Atlanta businessman Allan Zachariah, a member of the Jewish National Fund’s Century Council, recently returned from witnessing the fire-ravaged communities along the Gaza border. That’s where flaming kites have set fire to large swaths of land.

Atlanta resident Allan Zachariah speaks to a security official in Eshkol about recent fires.

Zachariah visited the Eshkol region of Israel in early June and saw up close the damage caused by the incendiary kites.

“These kites are being used as a new form of terrorism against our people and we should be supporting them, (JNF) during this time of need,” said Zachariah, who is co-CEO of Pathstone, a wealth management company. “We have an opportunity to support our brothers and sisters in the Western Negev who are living in fear and danger.”

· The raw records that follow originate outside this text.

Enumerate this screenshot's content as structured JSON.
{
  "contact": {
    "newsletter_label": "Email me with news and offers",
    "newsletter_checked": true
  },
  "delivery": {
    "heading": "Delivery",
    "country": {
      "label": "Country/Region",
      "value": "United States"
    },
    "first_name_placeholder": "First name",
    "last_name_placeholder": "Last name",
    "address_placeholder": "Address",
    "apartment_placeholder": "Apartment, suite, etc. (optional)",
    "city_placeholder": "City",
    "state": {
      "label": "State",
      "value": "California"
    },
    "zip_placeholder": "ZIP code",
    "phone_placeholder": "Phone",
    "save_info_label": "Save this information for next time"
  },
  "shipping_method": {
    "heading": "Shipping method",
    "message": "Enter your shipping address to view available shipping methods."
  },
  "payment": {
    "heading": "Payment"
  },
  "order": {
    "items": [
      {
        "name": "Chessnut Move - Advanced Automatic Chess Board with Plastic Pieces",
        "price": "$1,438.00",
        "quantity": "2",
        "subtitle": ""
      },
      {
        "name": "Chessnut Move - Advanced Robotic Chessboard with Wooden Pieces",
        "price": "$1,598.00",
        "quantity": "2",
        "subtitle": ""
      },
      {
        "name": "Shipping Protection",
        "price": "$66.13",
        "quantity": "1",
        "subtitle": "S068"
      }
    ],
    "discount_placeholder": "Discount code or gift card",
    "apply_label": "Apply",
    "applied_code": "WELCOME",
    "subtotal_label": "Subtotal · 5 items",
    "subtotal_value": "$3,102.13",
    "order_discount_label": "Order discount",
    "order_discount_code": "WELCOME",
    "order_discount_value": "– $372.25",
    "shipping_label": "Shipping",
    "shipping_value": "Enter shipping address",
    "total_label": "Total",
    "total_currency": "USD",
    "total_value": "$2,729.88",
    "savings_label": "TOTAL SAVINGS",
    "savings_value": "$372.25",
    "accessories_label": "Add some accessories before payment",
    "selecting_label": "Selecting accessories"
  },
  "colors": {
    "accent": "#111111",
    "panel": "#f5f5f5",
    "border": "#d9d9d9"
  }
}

Since March, more than 450 incendiary kites, balloons, and rockets have been launched from Gaza towards the communities of Eshkol and Sha’ar HaNegev, destroying more than 6,500 acres of agricultural land and forests that the people rely on as their main source of income and economic development, JNF reports. For the region’s children, a familiar and seemingly safe object, a kite, has now become a symbol of terror and fear, JNF said.

Responding to the fires, JNF donors from around the country have provided emergency support in the form of nine new fire wagons.

“The fire wagons can reach deep into the fields and places that regular trucks cannot, and they have greater extinguishing abilities. The sooner you get to the site where an incendiary balloon hits the ground, it minimizes the damage,” said Yoram Levi, spokesperson for Israel Fire and Rescue Services.

The existing fire stations in the area can have a response time of 15 minutes, but having local firefighters and fire wagons has cut the waiting time down to two to three minutes, JNF reported.

In a show of strength and solidarity, people from around the region and the world are doing their part to help. Local kibbutzim have allocated housing and meals for firefighters, who are staying on-site at all times; volunteers have joined the firefighting efforts; JNF forestry workers are trying to stop the spread of the fires; and the Israel Defense Forces has provided off-road vehicles and reserve firefighters to help efforts.

In the United States, JNF lay leadership maintained constant updates and fundraising efforts through social media, local campaigns, and personal support of fundraising.